Once the student is proficient in ccr and cave survival drills we move on to deeper penetration with constant and now un-briefed ccr emergency drills who now can and will happen at any time during any dive or situation to heighten the students awareness and hone emergency response time. During this period we go back into the trees on the surface to talk in detail about lost line in zero visibility and lost diver scenarios. Once the concept has been understood and drills have been mastered it is time to conduct the drills in the cave. I am of the opinion that the lost line drill is of utmost importance and must be completed successfully. If that can’t be achived on one dive we have the rest of the course to repeat the drill until mastered successfully and thus building confidence in the student.

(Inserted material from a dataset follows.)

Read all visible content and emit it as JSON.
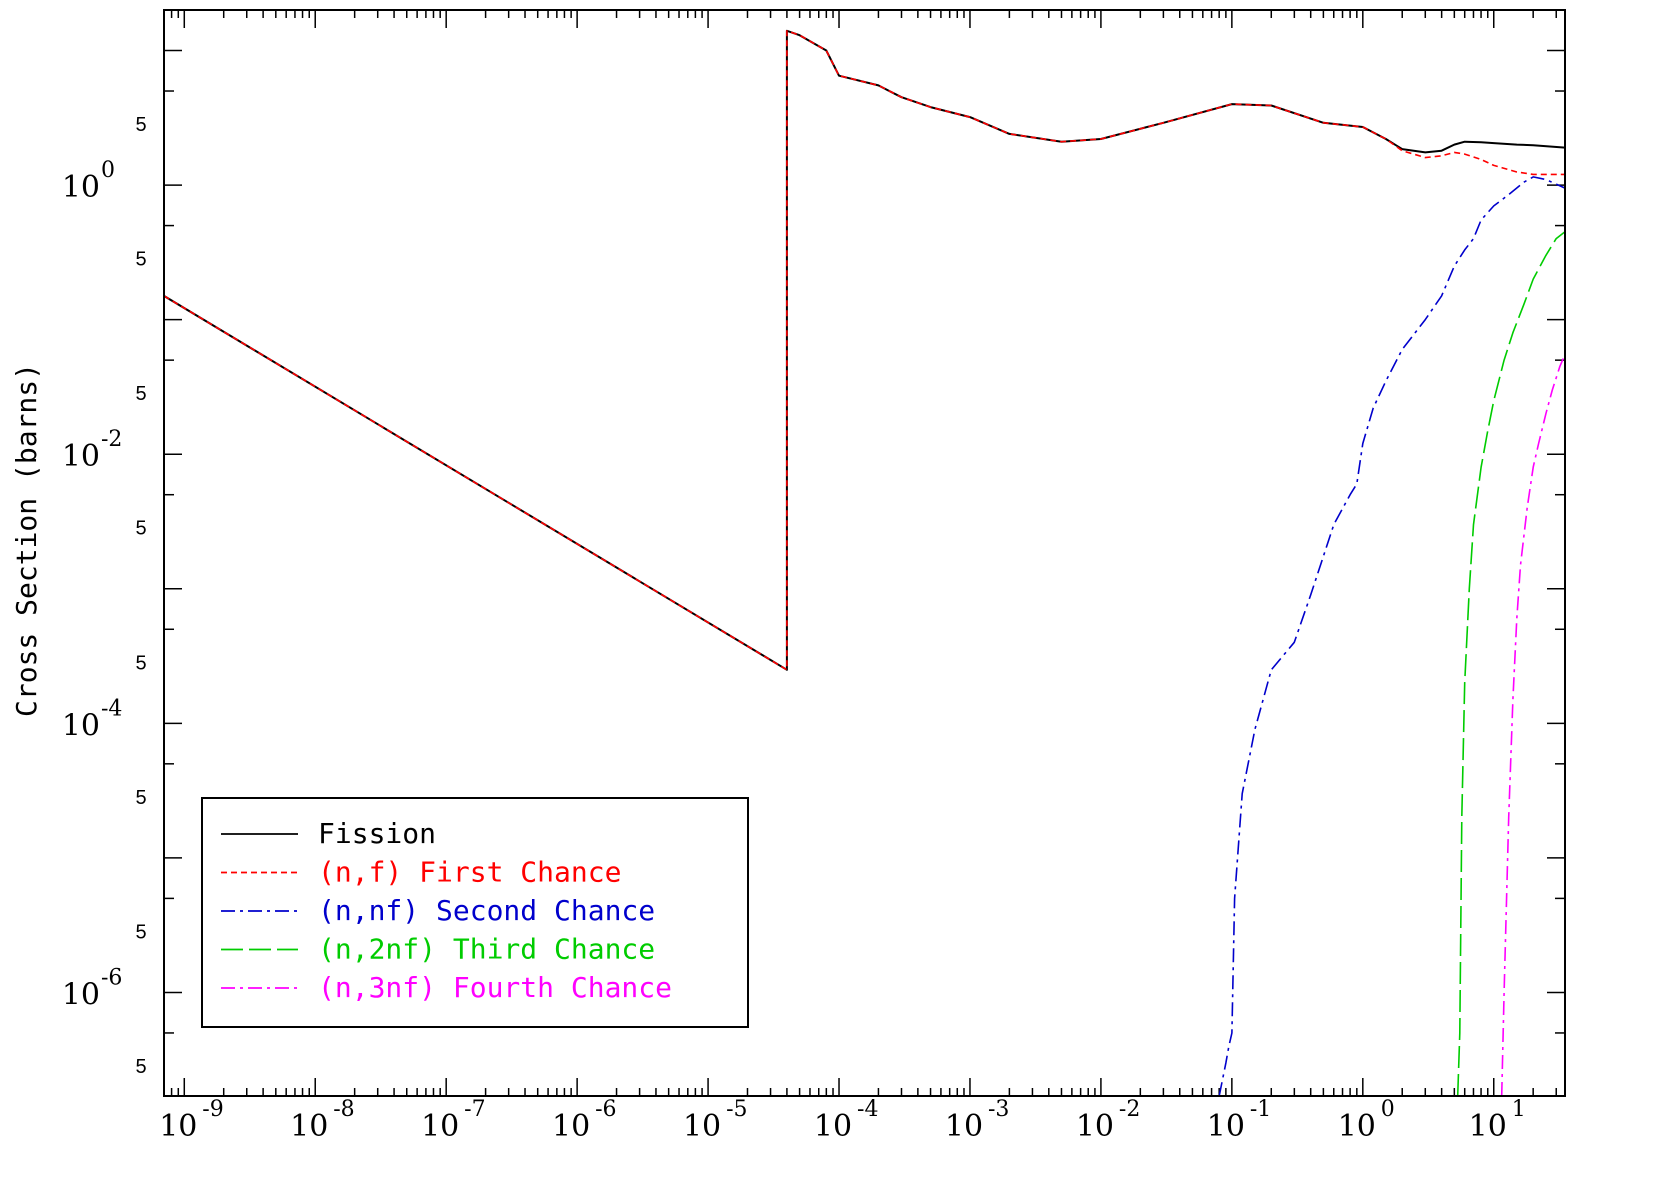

As the student is getting more and more aware of its surrounding, developing better trim and propulsion, getting better with communication, has a good response to ccr related emergency drills and cave related emergency drills we move on to complex navigation in terms of T’s and jumps, circuits and traverses. A special lecture is given and back in the trees on the surface a spider web of lines is installed to explain hands on about how to do jumps, how to mark intersections and explain the communication within the team in order to ensure that every team member has seen and understood the jump or T that has been created and is now to be navigated. Failure to do so may have dire consequences when the team is coming out of the cave in a worst case scenario in zero viz, off loop and under high stress finding the intersection has not been marked properly. Marking properly means marking our very own exit to be easily identified under high stress and in zero viz..

Then we come to the heart of ccr cave diver training where we can penetrate the cave to maximum bailout range taking waypoint on the way in to mark jump off point when we are on the return leg of the dive towards the exit. As a ccr cave diver with sorb with 1/3, o2 within 1/3 and diluents within 1/3 we can jump off to side lines penetration to maximum bailout range and return to repeat at an different line closer to the exit. This way you can cover a very large cave area with multiple passages and jumps while staying within bailout range and consumable safe diving parameters. The complex caves of Mexico are extremely well suited for complex dives of this kind.

During these complex dives the repetition of un-briefed ccr related emergencies such as the three H’s and boom scenarios continues honing the students emergency response.

If the student would have entered the ccr cave diver training program without spending the time and effort of changing his AP Diving Evolution Rebreather into a highly efficient cave diving unit and would have not spend the time and effort in the prep program called Essential Diver program the student would not have been ready to receive, absorb and retain the information during the ccr cave diver training program as the struggle with the unit would have been to much.

The unit modification session and prep-program have been conducted out of ProTec Playa. When we moved on to ccr trimix cave diving we moved down to ProTec Tulum to be closer to the deep sinkholes and caves down there.